There are several potential limitations that may have affected outcomes. First, there may be a selection bias regarding the population in which troponin levels were assessed. Troponin was only examined in a subgroup of patients at the admitting physician discretion and was not systematically assessed in all patients presenting with ischemic stroke. We cannot rule out the possibility that the clinical presentation of tested patients was different from other patients which were not tested. For example, the mortality rates in the current study were higher than those observed in our entire stroke cohort or in other studies (Fonarow et al. 2012; Reeves et al. 2012) suggesting that patients included in this study represent a subset of patients with more severe stroke. Another limitation of the current study is lack of follow-up data on functional outcome at 3 months after stroke. Thus, modified Rankin scores of included patients and controls at day 90 after stroke may have contributed to the strength of prognostic validity of increased troponin, but this data is not available to us. However, our study also has the advantages of recruiting consecutive patients with no predefined selection criteria and thus may reflect real-life settings better than previous studies. Therefore, this study points to the possibility that hs-TnT is associated with mortality and thus a randomized study examining this possibility in a larger cohort of consecutive stroke patients.

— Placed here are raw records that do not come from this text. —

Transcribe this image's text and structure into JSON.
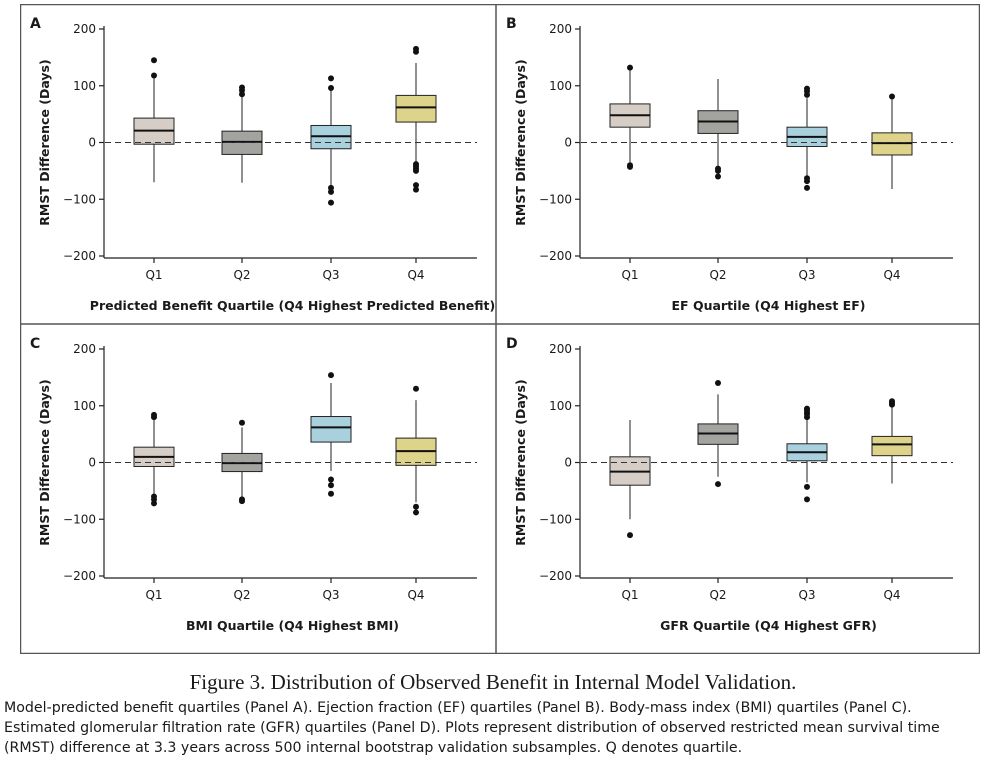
{
  "caption": {
    "title": "Figure 3. Distribution of Observed Benefit in Internal Model Validation.",
    "lines": [
      "Model-predicted benefit quartiles (Panel A). Ejection fraction (EF) quartiles (Panel B). Body-mass index (BMI) quartiles (Panel C).",
      "Estimated glomerular filtration rate (GFR) quartiles (Panel D). Plots represent distribution of observed restricted mean survival time",
      "(RMST) difference at 3.3 years across 500 internal bootstrap validation subsamples. Q denotes quartile."
    ]
  },
  "colors": {
    "Q1": "#d6cec6",
    "Q2": "#a3a3a0",
    "Q3": "#a8d1dd",
    "Q4": "#ddd38a",
    "frame": "#555555",
    "text": "#1a1a1a"
  },
  "chart_data": [
    {
      "type": "box",
      "panel": "A",
      "xlabel": "Predicted Benefit Quartile (Q4 Highest Predicted Benefit)",
      "ylabel": "RMST Difference (Days)",
      "ylim": [
        -200,
        200
      ],
      "yticks": [
        200,
        100,
        0,
        -100,
        -200
      ],
      "ytick_labels": [
        "200",
        "100",
        "0",
        "−100",
        "−200"
      ],
      "reference_line": 0,
      "categories": [
        "Q1",
        "Q2",
        "Q3",
        "Q4"
      ],
      "boxes": [
        {
          "whisker_low": -70,
          "q1": -3,
          "median": 21,
          "q3": 43,
          "whisker_high": 113,
          "outliers": [
            118,
            145
          ]
        },
        {
          "whisker_low": -71,
          "q1": -21,
          "median": 1,
          "q3": 20,
          "whisker_high": 82,
          "outliers": [
            85,
            92,
            97
          ]
        },
        {
          "whisker_low": -75,
          "q1": -11,
          "median": 11,
          "q3": 30,
          "whisker_high": 92,
          "outliers": [
            96,
            113,
            -80,
            -87,
            -106
          ]
        },
        {
          "whisker_low": -38,
          "q1": 36,
          "median": 62,
          "q3": 83,
          "whisker_high": 140,
          "outliers": [
            160,
            165,
            -38,
            -42,
            -46,
            -50,
            -75,
            -83
          ]
        }
      ]
    },
    {
      "type": "box",
      "panel": "B",
      "xlabel": "EF Quartile (Q4 Highest EF)",
      "ylabel": "RMST Difference (Days)",
      "ylim": [
        -200,
        200
      ],
      "yticks": [
        200,
        100,
        0,
        -100,
        -200
      ],
      "ytick_labels": [
        "200",
        "100",
        "0",
        "−100",
        "−200"
      ],
      "reference_line": 0,
      "categories": [
        "Q1",
        "Q2",
        "Q3",
        "Q4"
      ],
      "boxes": [
        {
          "whisker_low": -35,
          "q1": 27,
          "median": 48,
          "q3": 68,
          "whisker_high": 128,
          "outliers": [
            132,
            -40,
            -43
          ]
        },
        {
          "whisker_low": -42,
          "q1": 16,
          "median": 37,
          "q3": 56,
          "whisker_high": 112,
          "outliers": [
            -46,
            -50,
            -60
          ]
        },
        {
          "whisker_low": -60,
          "q1": -7,
          "median": 10,
          "q3": 27,
          "whisker_high": 78,
          "outliers": [
            84,
            90,
            95,
            -63,
            -68,
            -80
          ]
        },
        {
          "whisker_low": -82,
          "q1": -22,
          "median": -1,
          "q3": 17,
          "whisker_high": 78,
          "outliers": [
            81
          ]
        }
      ]
    },
    {
      "type": "box",
      "panel": "C",
      "xlabel": "BMI Quartile (Q4 Highest BMI)",
      "ylabel": "RMST Difference (Days)",
      "ylim": [
        -200,
        200
      ],
      "yticks": [
        200,
        100,
        0,
        -100,
        -200
      ],
      "ytick_labels": [
        "200",
        "100",
        "0",
        "−100",
        "−200"
      ],
      "reference_line": 0,
      "categories": [
        "Q1",
        "Q2",
        "Q3",
        "Q4"
      ],
      "boxes": [
        {
          "whisker_low": -55,
          "q1": -7,
          "median": 10,
          "q3": 27,
          "whisker_high": 75,
          "outliers": [
            80,
            84,
            -60,
            -65,
            -72
          ]
        },
        {
          "whisker_low": -62,
          "q1": -16,
          "median": -1,
          "q3": 16,
          "whisker_high": 62,
          "outliers": [
            70,
            -65,
            -68
          ]
        },
        {
          "whisker_low": -15,
          "q1": 36,
          "median": 62,
          "q3": 81,
          "whisker_high": 140,
          "outliers": [
            154,
            -30,
            -40,
            -55
          ]
        },
        {
          "whisker_low": -70,
          "q1": -5,
          "median": 20,
          "q3": 43,
          "whisker_high": 110,
          "outliers": [
            130,
            -78,
            -88
          ]
        }
      ]
    },
    {
      "type": "box",
      "panel": "D",
      "xlabel": "GFR Quartile (Q4 Highest GFR)",
      "ylabel": "RMST Difference (Days)",
      "ylim": [
        -200,
        200
      ],
      "yticks": [
        200,
        100,
        0,
        -100,
        -200
      ],
      "ytick_labels": [
        "200",
        "100",
        "0",
        "−100",
        "−200"
      ],
      "reference_line": 0,
      "categories": [
        "Q1",
        "Q2",
        "Q3",
        "Q4"
      ],
      "boxes": [
        {
          "whisker_low": -100,
          "q1": -40,
          "median": -16,
          "q3": 10,
          "whisker_high": 75,
          "outliers": [
            -128
          ]
        },
        {
          "whisker_low": -25,
          "q1": 32,
          "median": 51,
          "q3": 68,
          "whisker_high": 120,
          "outliers": [
            140,
            -38
          ]
        },
        {
          "whisker_low": -35,
          "q1": 3,
          "median": 18,
          "q3": 33,
          "whisker_high": 75,
          "outliers": [
            80,
            85,
            88,
            92,
            95,
            -43,
            -65
          ]
        },
        {
          "whisker_low": -37,
          "q1": 12,
          "median": 32,
          "q3": 46,
          "whisker_high": 98,
          "outliers": [
            102,
            105,
            108
          ]
        }
      ]
    }
  ]
}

Given the imperfect positive and negative predictive value of troponin measurements in stroke, the cost effectiveness of measuring troponin levels in all stroke patients needs to be further studied. The association between hs-TnT and poor outcome including death in a subset of patients with more severe stroke emphasizes the need for routine measurement of troponin levels in these patients. A possible implication of this study may be that the preferred target population for investigating the mechanisms that cause a rise in troponin is patients with severe stroke. Further investigation is needed to corroborate this hypothesis as well to establishing the mechanisms responsible for this surge in troponin.